Но добрый мой учитель, казалось, даже не слышал меня.

— По несчастью, — продолжал он, — во время ночной потасовки моя табакерка раскрылась и табак, смешавшись в кармане с вином, теперь являет собой лишь отвратительное месиво. Я не осмеливаюсь просить Критона растереть мне табак, столь суров и бесчувствен на вид этот слуга, он же судия. Если бы я был только лишен возможности забить в ноздрю понюшку табаку! Но страдания мои усугубляются еще и тем, что после удара, полученного нынче ночью, у меня зудит нос, и ты сам видишь, как я мучаюсь, не будучи в силах удовлетворить потребность моего назойливого табаколюба.

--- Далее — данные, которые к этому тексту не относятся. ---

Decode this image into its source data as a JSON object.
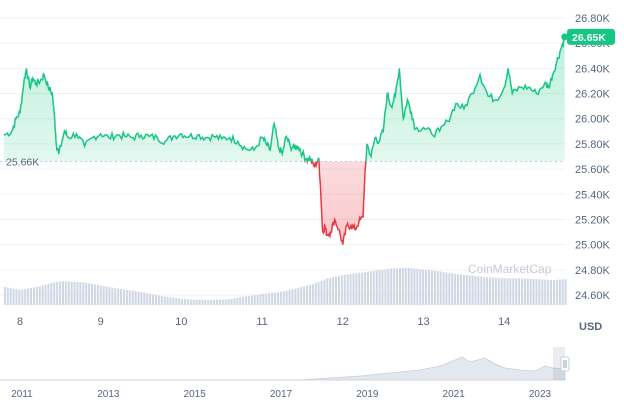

Однако я стойко перенесу эту маленькую напасть в надежде, что господин д'Анктиль позволит мне угоститься из его табакерки. Но продолжу свой рассказ об этом молодом дворянине; вот что сказал он без обиняков: «Я люблю эту девицу. Знайте, аббат, я увезу ее с собой в почтовой карете. И не уеду без нее, пусть мне придется просидеть здесь неделю, месяц, полгода или даже год». Я описал ему опасности, какими чревата малейшая задержка. Он ответил, что опасности его не тревожат уже по одному тому, что, страшные для нас, они не столь уж страшны ему. «Вам, аббат, — сказал он, — вам с Турнеброшем грозит виселица, а я рискую лишь одним — попасть в Бастилию, где наверняка найдется колода карт и общество девиц и откуда моя семья незамедлительно меня вызволит, так как отец постарается заинтересовать в моей судьбе какую-нибудь герцогиню или танцовщицу, а матушка, хоть она и стала с годами чересчур богомольна, сумеет напомнить о себе двум-трем принцам крови, к которым она в свое время благоволила, с тем чтобы они похлопотали за меня. Так что это дело решенное, аббат, я уеду с Иахилью или вовсе не уеду. А вы с Турнеброшем вольны приобрести себе место в почтовой карете».

Жестокосердный отлично знал, что у нас с тобою, сын мой, нет ни гроша. Я убеждал его изменить решение. Говорил я настойчиво, умильно и даже назидательно. Пустая трата времени! Зря расточал я свое красноречие, которое, не сомневаюсь, принесло бы мне почет и деньги, если б я вещал с церковной кафедры. Увы, сын мой, видно, так уж предначертано, что ни одно мое деяние не приносит на земле сладостного плода, и, должно быть, про меня сказал Екклезиаст:

«Quid habet amplius homo de universo labore suo, quo laborat sub sole»?[69]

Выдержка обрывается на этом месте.